Mary and Colin are on va-cay in what is most likely Venice, Italy. They’re British, and having difficulties adjusting to a different culture and language, thus causing them to view the city from the safety of the hotel balcony. Through their time spent at the hotel we learn about their relationship—and relationships— in general. Mary and Colin are described by McEwan as one of those couples comprised of two gorgeous people (like Bradgelina or GoslingMcAdams). They’re the types that leave you hopeful for the future of mankind solely because their offspring are going to be fantastically beautiful.
M and C have a super intense connection. One minute they can’t stand the others’ voice/look/aura, and the next they’re making love like crazy all around the hotel room. It introduces one of McEwan themes about man’s emotional dependence on another. Is commitment to another person inherent, or brought on by society? And is man really an animal that is meant to be attached to one individual for their remaining years? Are we a monogamous species? Love the one you’re with…unless of course you don’t love him/her, then maybe it’s not a good idea.
So after spending a long afternoon rolling around in the sheets, Mary and Colin go out into the world to tour the city. The problem is, it’s late and all the places are closed. The couple meets a man named Robert who leads them to a hidden bar known only to the locals. A bottle of wine later, Robert tells them his whole life story— about his strange father and sad childhood and lots of other details you wouldn’t expect a stranger to tell you on the first night of meeting.
Mary and Colin are thankful of Robert’s hospitality but a little concerned by his openness (as they should be). Days go by and they continue to run into Robert out on the street. He invites them to his place where they meet his shy and demure wife, Caroline. The real trouble begins when Mary finds multiple photographs of Colin in their apartment, suggesting that Robert and Caroline have been following them during their whole vacation.
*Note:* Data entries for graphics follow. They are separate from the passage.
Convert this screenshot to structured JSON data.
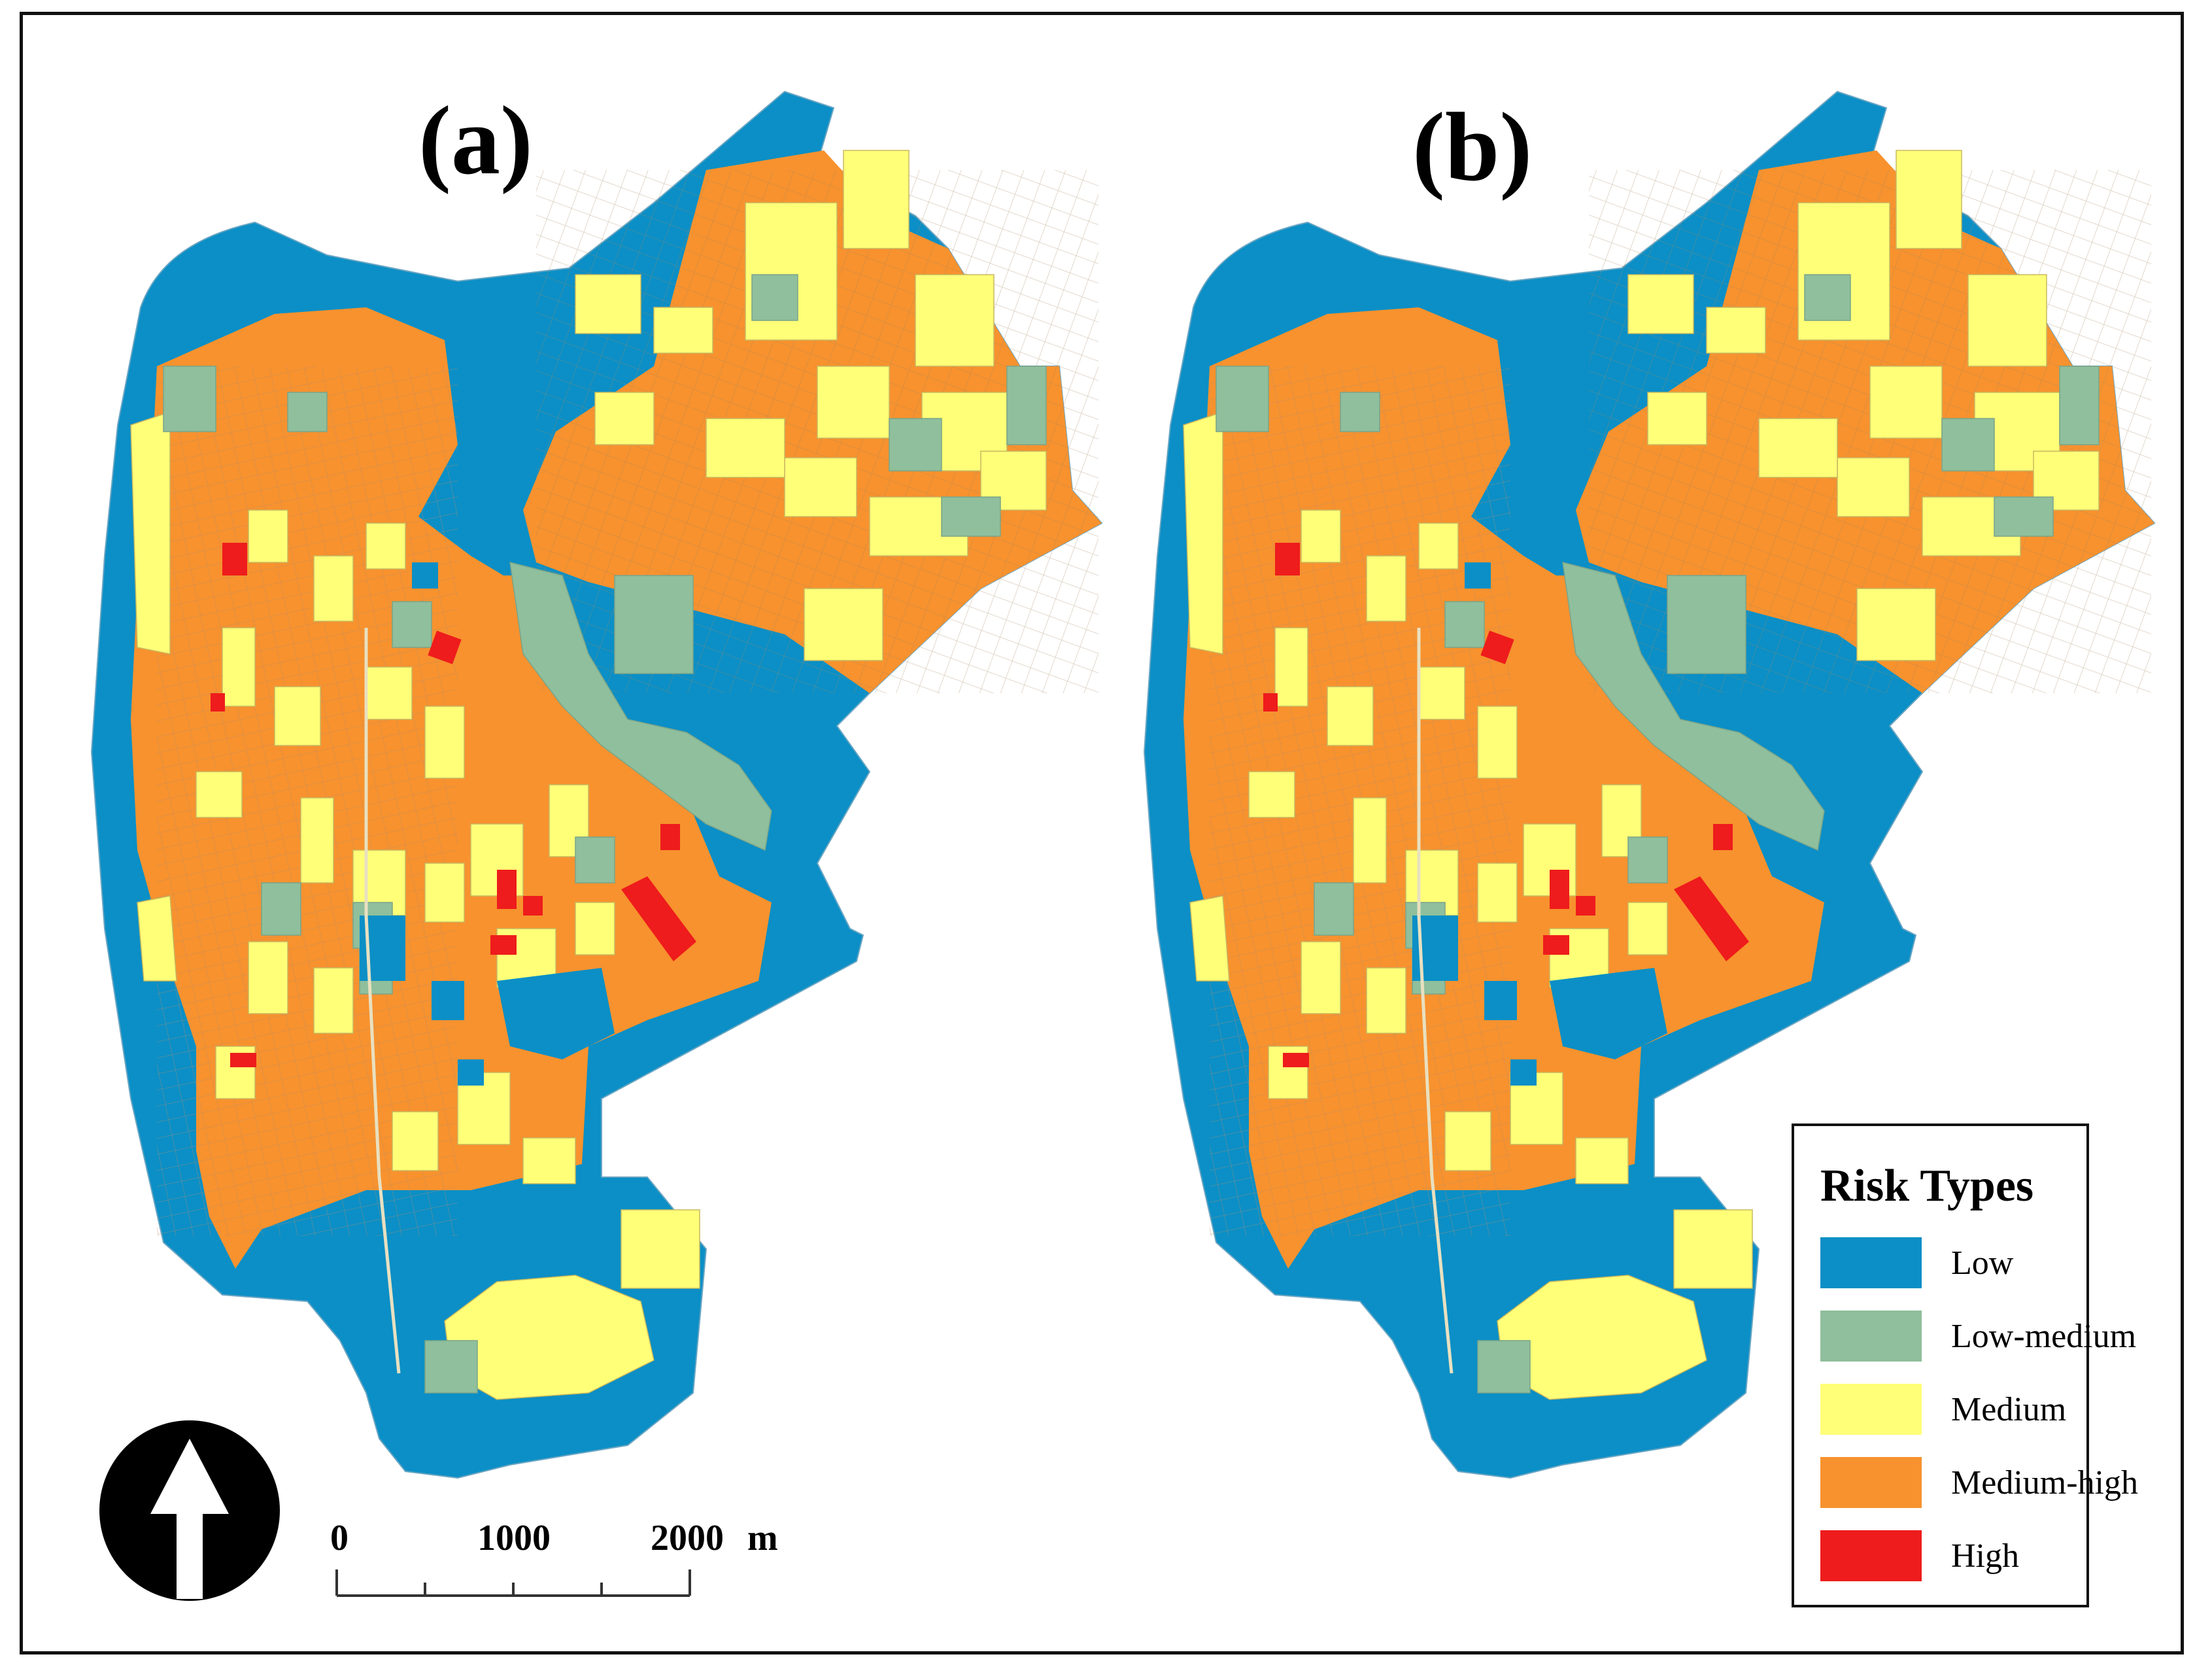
{
  "panels": [
    {
      "label": "(a)"
    },
    {
      "label": "(b)"
    }
  ],
  "legend": {
    "title": "Risk Types",
    "items": [
      {
        "label": "Low",
        "color": "#0b8fc6"
      },
      {
        "label": "Low-medium",
        "color": "#8fbf9c"
      },
      {
        "label": "Medium",
        "color": "#ffff78"
      },
      {
        "label": "Medium-high",
        "color": "#f7922e"
      },
      {
        "label": "High",
        "color": "#ee1c1c"
      }
    ]
  },
  "scale_bar": {
    "ticks": [
      "0",
      "1000",
      "2000"
    ],
    "unit": "m"
  },
  "north_arrow": {
    "icon": "north-arrow-icon"
  }
}
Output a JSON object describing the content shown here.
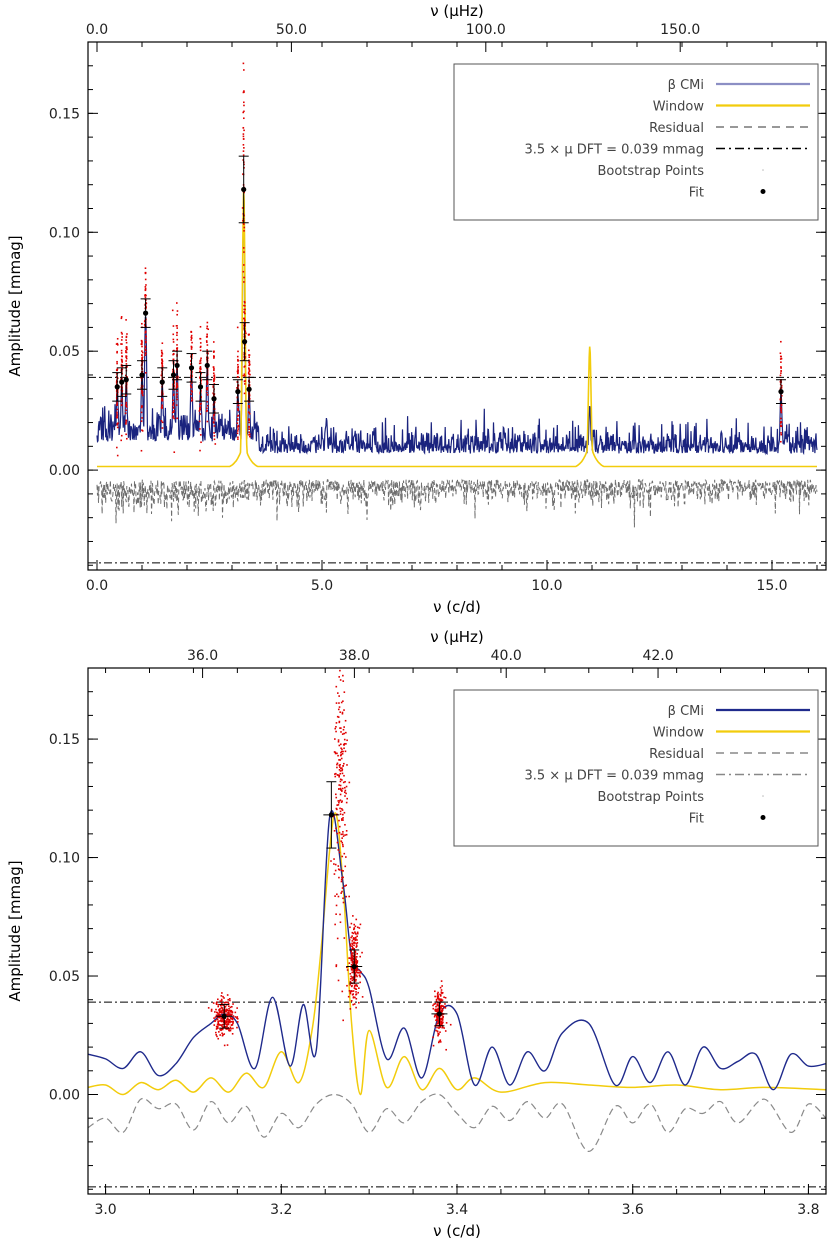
{
  "chart_data": [
    {
      "type": "line",
      "panel": "top",
      "xlabel_bottom": "ν (c/d)",
      "xlabel_top": "ν (μHz)",
      "ylabel": "Amplitude [mmag]",
      "xlim": [
        -0.2,
        16.2
      ],
      "ylim": [
        -0.042,
        0.18
      ],
      "xticks": [
        0.0,
        5.0,
        10.0,
        15.0
      ],
      "xtick_labels": [
        "0.0",
        "5.0",
        "10.0",
        "15.0"
      ],
      "top_ticks_uHz": [
        0.0,
        50.0,
        100.0,
        150.0
      ],
      "top_tick_labels": [
        "0.0",
        "50.0",
        "100.0",
        "150.0"
      ],
      "yticks": [
        0.0,
        0.05,
        0.1,
        0.15
      ],
      "ytick_labels": [
        "0.00",
        "0.05",
        "0.10",
        "0.15"
      ],
      "threshold": 0.039,
      "negative_threshold": -0.039,
      "legend": {
        "position": "top-right",
        "entries": [
          {
            "label": "β CMi",
            "style": "solid",
            "color": "#8c8fc4"
          },
          {
            "label": "Window",
            "style": "solid",
            "color": "#f2cc0c"
          },
          {
            "label": "Residual",
            "style": "dashed",
            "color": "#777777"
          },
          {
            "label": "3.5 × μ DFT = 0.039 mmag",
            "style": "dashdot",
            "color": "#000000"
          },
          {
            "label": "Bootstrap Points",
            "style": "dotted",
            "color": "#bbbbbb"
          },
          {
            "label": "Fit",
            "style": "point",
            "color": "#000000"
          }
        ]
      },
      "spectrum_peaks": [
        {
          "x": 0.45,
          "y": 0.035
        },
        {
          "x": 0.55,
          "y": 0.037
        },
        {
          "x": 0.65,
          "y": 0.038
        },
        {
          "x": 1.0,
          "y": 0.04
        },
        {
          "x": 1.08,
          "y": 0.066
        },
        {
          "x": 1.45,
          "y": 0.037
        },
        {
          "x": 1.7,
          "y": 0.04
        },
        {
          "x": 1.78,
          "y": 0.044
        },
        {
          "x": 2.1,
          "y": 0.043
        },
        {
          "x": 2.3,
          "y": 0.035
        },
        {
          "x": 2.45,
          "y": 0.044
        },
        {
          "x": 2.6,
          "y": 0.03
        },
        {
          "x": 3.13,
          "y": 0.033
        },
        {
          "x": 3.26,
          "y": 0.118
        },
        {
          "x": 3.28,
          "y": 0.054
        },
        {
          "x": 3.38,
          "y": 0.034
        },
        {
          "x": 5.1,
          "y": 0.022
        },
        {
          "x": 10.95,
          "y": 0.027
        },
        {
          "x": 15.2,
          "y": 0.033
        }
      ],
      "window_peaks": [
        {
          "x": 3.26,
          "y": 0.118
        },
        {
          "x": 10.95,
          "y": 0.052
        }
      ],
      "fit_points": [
        {
          "x": 0.45,
          "y": 0.035,
          "err": 0.006
        },
        {
          "x": 0.55,
          "y": 0.037,
          "err": 0.006
        },
        {
          "x": 0.65,
          "y": 0.038,
          "err": 0.006
        },
        {
          "x": 1.0,
          "y": 0.04,
          "err": 0.006
        },
        {
          "x": 1.08,
          "y": 0.066,
          "err": 0.006
        },
        {
          "x": 1.45,
          "y": 0.037,
          "err": 0.006
        },
        {
          "x": 1.7,
          "y": 0.04,
          "err": 0.006
        },
        {
          "x": 1.78,
          "y": 0.044,
          "err": 0.006
        },
        {
          "x": 2.1,
          "y": 0.043,
          "err": 0.006
        },
        {
          "x": 2.3,
          "y": 0.035,
          "err": 0.006
        },
        {
          "x": 2.45,
          "y": 0.044,
          "err": 0.006
        },
        {
          "x": 2.6,
          "y": 0.03,
          "err": 0.006
        },
        {
          "x": 3.13,
          "y": 0.033,
          "err": 0.005
        },
        {
          "x": 3.26,
          "y": 0.118,
          "err": 0.014
        },
        {
          "x": 3.28,
          "y": 0.054,
          "err": 0.008
        },
        {
          "x": 3.38,
          "y": 0.034,
          "err": 0.005
        },
        {
          "x": 15.2,
          "y": 0.033,
          "err": 0.005
        }
      ]
    },
    {
      "type": "line",
      "panel": "bottom",
      "xlabel_bottom": "ν (c/d)",
      "xlabel_top": "ν (μHz)",
      "ylabel": "Amplitude [mmag]",
      "xlim": [
        2.98,
        3.82
      ],
      "ylim": [
        -0.042,
        0.18
      ],
      "xticks": [
        3.0,
        3.2,
        3.4,
        3.6,
        3.8
      ],
      "xtick_labels": [
        "3.0",
        "3.2",
        "3.4",
        "3.6",
        "3.8"
      ],
      "top_ticks_uHz": [
        36.0,
        38.0,
        40.0,
        42.0
      ],
      "top_tick_labels": [
        "36.0",
        "38.0",
        "40.0",
        "42.0"
      ],
      "yticks": [
        0.0,
        0.05,
        0.1,
        0.15
      ],
      "ytick_labels": [
        "0.00",
        "0.05",
        "0.10",
        "0.15"
      ],
      "threshold": 0.039,
      "negative_threshold": -0.039,
      "legend": {
        "position": "top-right",
        "entries": [
          {
            "label": "β CMi",
            "style": "solid",
            "color": "#1f2a8c"
          },
          {
            "label": "Window",
            "style": "solid",
            "color": "#f2cc0c"
          },
          {
            "label": "Residual",
            "style": "dashed",
            "color": "#888888"
          },
          {
            "label": "3.5 × μ DFT = 0.039 mmag",
            "style": "dashdot",
            "color": "#888888"
          },
          {
            "label": "Bootstrap Points",
            "style": "dotted",
            "color": "#bbbbbb"
          },
          {
            "label": "Fit",
            "style": "point",
            "color": "#000000"
          }
        ]
      },
      "spectrum_points": [
        {
          "x": 2.98,
          "y": 0.017
        },
        {
          "x": 3.0,
          "y": 0.015
        },
        {
          "x": 3.02,
          "y": 0.011
        },
        {
          "x": 3.04,
          "y": 0.018
        },
        {
          "x": 3.06,
          "y": 0.008
        },
        {
          "x": 3.08,
          "y": 0.013
        },
        {
          "x": 3.1,
          "y": 0.024
        },
        {
          "x": 3.12,
          "y": 0.03
        },
        {
          "x": 3.135,
          "y": 0.034
        },
        {
          "x": 3.15,
          "y": 0.03
        },
        {
          "x": 3.17,
          "y": 0.011
        },
        {
          "x": 3.19,
          "y": 0.041
        },
        {
          "x": 3.21,
          "y": 0.012
        },
        {
          "x": 3.225,
          "y": 0.038
        },
        {
          "x": 3.24,
          "y": 0.019
        },
        {
          "x": 3.255,
          "y": 0.117
        },
        {
          "x": 3.27,
          "y": 0.09
        },
        {
          "x": 3.28,
          "y": 0.058
        },
        {
          "x": 3.29,
          "y": 0.052
        },
        {
          "x": 3.3,
          "y": 0.045
        },
        {
          "x": 3.32,
          "y": 0.015
        },
        {
          "x": 3.34,
          "y": 0.028
        },
        {
          "x": 3.36,
          "y": 0.007
        },
        {
          "x": 3.38,
          "y": 0.034
        },
        {
          "x": 3.4,
          "y": 0.034
        },
        {
          "x": 3.42,
          "y": 0.004
        },
        {
          "x": 3.44,
          "y": 0.02
        },
        {
          "x": 3.46,
          "y": 0.004
        },
        {
          "x": 3.48,
          "y": 0.018
        },
        {
          "x": 3.5,
          "y": 0.01
        },
        {
          "x": 3.52,
          "y": 0.026
        },
        {
          "x": 3.55,
          "y": 0.03
        },
        {
          "x": 3.58,
          "y": 0.004
        },
        {
          "x": 3.6,
          "y": 0.016
        },
        {
          "x": 3.62,
          "y": 0.005
        },
        {
          "x": 3.64,
          "y": 0.018
        },
        {
          "x": 3.66,
          "y": 0.004
        },
        {
          "x": 3.68,
          "y": 0.02
        },
        {
          "x": 3.7,
          "y": 0.011
        },
        {
          "x": 3.72,
          "y": 0.014
        },
        {
          "x": 3.74,
          "y": 0.017
        },
        {
          "x": 3.76,
          "y": 0.002
        },
        {
          "x": 3.78,
          "y": 0.017
        },
        {
          "x": 3.8,
          "y": 0.012
        },
        {
          "x": 3.82,
          "y": 0.013
        }
      ],
      "window_points": [
        {
          "x": 2.98,
          "y": 0.003
        },
        {
          "x": 3.0,
          "y": 0.004
        },
        {
          "x": 3.02,
          "y": 0.0
        },
        {
          "x": 3.04,
          "y": 0.005
        },
        {
          "x": 3.06,
          "y": 0.002
        },
        {
          "x": 3.08,
          "y": 0.006
        },
        {
          "x": 3.1,
          "y": 0.001
        },
        {
          "x": 3.12,
          "y": 0.007
        },
        {
          "x": 3.14,
          "y": 0.001
        },
        {
          "x": 3.16,
          "y": 0.009
        },
        {
          "x": 3.18,
          "y": 0.003
        },
        {
          "x": 3.2,
          "y": 0.018
        },
        {
          "x": 3.22,
          "y": 0.005
        },
        {
          "x": 3.235,
          "y": 0.027
        },
        {
          "x": 3.245,
          "y": 0.06
        },
        {
          "x": 3.26,
          "y": 0.118
        },
        {
          "x": 3.27,
          "y": 0.09
        },
        {
          "x": 3.28,
          "y": 0.03
        },
        {
          "x": 3.29,
          "y": 0.0
        },
        {
          "x": 3.3,
          "y": 0.027
        },
        {
          "x": 3.32,
          "y": 0.003
        },
        {
          "x": 3.34,
          "y": 0.016
        },
        {
          "x": 3.36,
          "y": 0.002
        },
        {
          "x": 3.38,
          "y": 0.011
        },
        {
          "x": 3.4,
          "y": 0.002
        },
        {
          "x": 3.42,
          "y": 0.007
        },
        {
          "x": 3.45,
          "y": 0.001
        },
        {
          "x": 3.5,
          "y": 0.005
        },
        {
          "x": 3.55,
          "y": 0.004
        },
        {
          "x": 3.6,
          "y": 0.003
        },
        {
          "x": 3.65,
          "y": 0.004
        },
        {
          "x": 3.7,
          "y": 0.002
        },
        {
          "x": 3.75,
          "y": 0.003
        },
        {
          "x": 3.82,
          "y": 0.002
        }
      ],
      "residual_points": [
        {
          "x": 2.98,
          "y": -0.014
        },
        {
          "x": 3.0,
          "y": -0.01
        },
        {
          "x": 3.02,
          "y": -0.016
        },
        {
          "x": 3.04,
          "y": -0.002
        },
        {
          "x": 3.06,
          "y": -0.006
        },
        {
          "x": 3.08,
          "y": -0.004
        },
        {
          "x": 3.1,
          "y": -0.015
        },
        {
          "x": 3.12,
          "y": -0.003
        },
        {
          "x": 3.14,
          "y": -0.012
        },
        {
          "x": 3.16,
          "y": -0.005
        },
        {
          "x": 3.18,
          "y": -0.018
        },
        {
          "x": 3.2,
          "y": -0.008
        },
        {
          "x": 3.22,
          "y": -0.014
        },
        {
          "x": 3.24,
          "y": -0.004
        },
        {
          "x": 3.26,
          "y": 0.0
        },
        {
          "x": 3.28,
          "y": -0.004
        },
        {
          "x": 3.3,
          "y": -0.016
        },
        {
          "x": 3.32,
          "y": -0.006
        },
        {
          "x": 3.34,
          "y": -0.012
        },
        {
          "x": 3.36,
          "y": -0.003
        },
        {
          "x": 3.38,
          "y": 0.0
        },
        {
          "x": 3.4,
          "y": -0.008
        },
        {
          "x": 3.42,
          "y": -0.014
        },
        {
          "x": 3.44,
          "y": -0.005
        },
        {
          "x": 3.46,
          "y": -0.011
        },
        {
          "x": 3.48,
          "y": -0.003
        },
        {
          "x": 3.5,
          "y": -0.01
        },
        {
          "x": 3.52,
          "y": -0.004
        },
        {
          "x": 3.55,
          "y": -0.024
        },
        {
          "x": 3.58,
          "y": -0.005
        },
        {
          "x": 3.6,
          "y": -0.012
        },
        {
          "x": 3.62,
          "y": -0.004
        },
        {
          "x": 3.64,
          "y": -0.016
        },
        {
          "x": 3.66,
          "y": -0.006
        },
        {
          "x": 3.68,
          "y": -0.008
        },
        {
          "x": 3.7,
          "y": -0.003
        },
        {
          "x": 3.72,
          "y": -0.012
        },
        {
          "x": 3.75,
          "y": -0.002
        },
        {
          "x": 3.78,
          "y": -0.016
        },
        {
          "x": 3.8,
          "y": -0.004
        },
        {
          "x": 3.82,
          "y": -0.01
        }
      ],
      "fit_points": [
        {
          "x": 3.135,
          "y": 0.033,
          "err": 0.005
        },
        {
          "x": 3.257,
          "y": 0.118,
          "err": 0.014
        },
        {
          "x": 3.283,
          "y": 0.054,
          "err": 0.007
        },
        {
          "x": 3.38,
          "y": 0.034,
          "err": 0.005
        }
      ],
      "bootstrap_clouds": [
        {
          "x": 3.135,
          "y": 0.033,
          "sx": 0.006,
          "sy": 0.004,
          "n": 260
        },
        {
          "x": 3.268,
          "y": 0.125,
          "sx": 0.004,
          "sy": 0.03,
          "n": 220
        },
        {
          "x": 3.283,
          "y": 0.055,
          "sx": 0.003,
          "sy": 0.008,
          "n": 220
        },
        {
          "x": 3.38,
          "y": 0.034,
          "sx": 0.003,
          "sy": 0.005,
          "n": 200
        }
      ]
    }
  ]
}
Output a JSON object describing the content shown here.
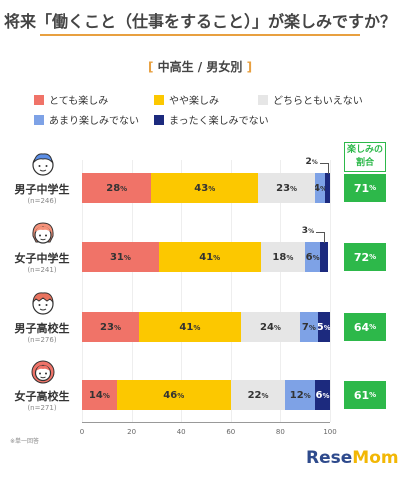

Things get really, really scary when Caroline opens up to Mary about her sex life with Robert. It involves a lot of sadistic role play that I won’t repeat for fear of blushing. Anyway, I won’t spoil the ending for you, but things go very badly.
The major message of the book, I believe, is the dwelving into of different kinds of relationships. On one pretty, manicured hand we have M and C, struggling to discover if their love can last forever in holy matrimony. The other twisted, scarred, mangled hand holds Caroline and Robert, two married people in love, but in a very sick way. They are the definition of a relationship gone wrong because they bring out the very worst in the other person. A relationship is meant to highlight an individual’s strentghs, teaching them love and compassion, and essentially patience/compromise.
Thing’s I’ve learned from The Comfort of Strangers: don’t get too friendly with the locals. Avoid sex maniacs. Don’t go inside an apartment of a stranger. Being polite isn’t always a good idea.
This book was also made into a movie with Christopher Walken as Robert. Creepy!!